Dad near the top of the chute
We descended back down the chute, and I replaced the bolt rappel station at the top of the chimney pitch. Dad timed me, it took 20 minutes for me to drill and install a bolt. I wasn't able to cleanly remove either of the existing bolts. I was able to shear them off though, so they are unusable and not so conspicuous. Overall, thoe choice to climb Boyer's chute was a good one, it was probably the only route well protected from the howling winds and allowed us a great day out despite the weather.

The next day we had much nicer weather, calm and warm and headed back up Rabbit Ears Canyon to attempt our original goal: The Church Key route on Middle Rabbit Ear. This route is described in Ingraham's guide as being "5.7"" and with a possible pendulum move on the first pitch. The first challenge was just making sense of the route description. The route starts at the saddle between NRE and MRE, by scrambling upa mossy 3rd class slope.
Dad on the 3rd class
From here the description says to head directly up a chimney, or take steeper rock on the left until climbing becomes "impossible" and then pendulum into the corner.

I tried the direct approach first, climbing directly up the corner crack pictured below. This was surprisingly steep, and I ended up below the wide section of crack and scratched my head. I was hoping it would be a squeeze chimney, but it looked too small for me to squeeze into. I hadn't brought my off-width cams, and I'm not even sure if they would fit, but after scopung it out up close a few minutes, I though "No way this is they way they went" and I bailed off a chock stone to try to find the alternative 1st pitch.
The "steep rock" to the left was up this blocky arete. The climbing was pretty easy up to the last step, at which point it became nearly blank. This matched the Ingraham description where the climbing became "impossible". It actualyl looked pretty doable, slabby but not impossible, The only problem was that there didn't appear to be any protection if I continued up the arete. The alternative was to place a pendulum peice here and move back into the corner.

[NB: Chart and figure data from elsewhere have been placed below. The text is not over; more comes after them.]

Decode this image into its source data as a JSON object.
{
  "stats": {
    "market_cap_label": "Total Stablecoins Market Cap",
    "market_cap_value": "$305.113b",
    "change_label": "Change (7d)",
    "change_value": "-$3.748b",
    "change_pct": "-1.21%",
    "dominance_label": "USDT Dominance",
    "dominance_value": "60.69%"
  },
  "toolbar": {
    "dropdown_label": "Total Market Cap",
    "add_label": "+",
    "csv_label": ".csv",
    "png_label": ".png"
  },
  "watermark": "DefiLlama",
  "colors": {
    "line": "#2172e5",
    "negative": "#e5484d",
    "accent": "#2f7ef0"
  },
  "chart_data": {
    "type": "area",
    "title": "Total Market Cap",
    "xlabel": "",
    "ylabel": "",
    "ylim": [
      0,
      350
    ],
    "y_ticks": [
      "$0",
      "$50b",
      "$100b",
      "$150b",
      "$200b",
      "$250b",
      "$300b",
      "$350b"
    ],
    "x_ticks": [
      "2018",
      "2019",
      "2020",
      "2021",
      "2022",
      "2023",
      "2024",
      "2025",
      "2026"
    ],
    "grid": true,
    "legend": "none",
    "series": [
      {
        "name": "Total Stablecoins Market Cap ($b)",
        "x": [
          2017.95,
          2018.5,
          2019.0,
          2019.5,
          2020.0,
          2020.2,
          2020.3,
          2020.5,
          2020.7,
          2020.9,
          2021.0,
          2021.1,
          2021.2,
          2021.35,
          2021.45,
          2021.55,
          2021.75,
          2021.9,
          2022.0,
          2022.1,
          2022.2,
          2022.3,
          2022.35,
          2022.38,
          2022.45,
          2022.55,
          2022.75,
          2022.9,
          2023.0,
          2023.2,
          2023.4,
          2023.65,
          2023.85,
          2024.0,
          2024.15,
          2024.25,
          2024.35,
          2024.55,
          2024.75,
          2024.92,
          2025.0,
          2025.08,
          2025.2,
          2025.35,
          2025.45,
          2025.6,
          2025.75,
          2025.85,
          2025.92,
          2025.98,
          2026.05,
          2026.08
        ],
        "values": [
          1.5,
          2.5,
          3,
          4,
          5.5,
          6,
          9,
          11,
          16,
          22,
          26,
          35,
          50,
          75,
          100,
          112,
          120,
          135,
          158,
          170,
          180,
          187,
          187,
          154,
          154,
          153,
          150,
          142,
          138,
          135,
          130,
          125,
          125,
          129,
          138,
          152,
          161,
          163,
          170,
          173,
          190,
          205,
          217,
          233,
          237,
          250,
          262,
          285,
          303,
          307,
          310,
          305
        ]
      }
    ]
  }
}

However, it was clear that this would land me at precisely the same spot under the wide off-chimney that I had decided not to attempt. After some deliberation, I decdide to bail again, this tiome simply down climbing.
By the time I had bailed off both the first pitch attempts it was getting close to 2pm, and we decided we'd pack it in for the day. While dissappointed that we hadn't climbed the route it was still a nice day out with my dad. The whole way down I was thinking about how I should have tried harder to squeeze into the off-chimney, or if I had only brought a bolt kit I could have mustered the courage to attempt the arete. This will have to be added to my list of "next times". 

Dad scrambling down on the descent. The large chimney shown above him is bypassed by going around the left and up to the NRE/MRE saddle. The mossy 3rd class scramble puts you on tom of this chimney/shoulder where the climb "actually" starts.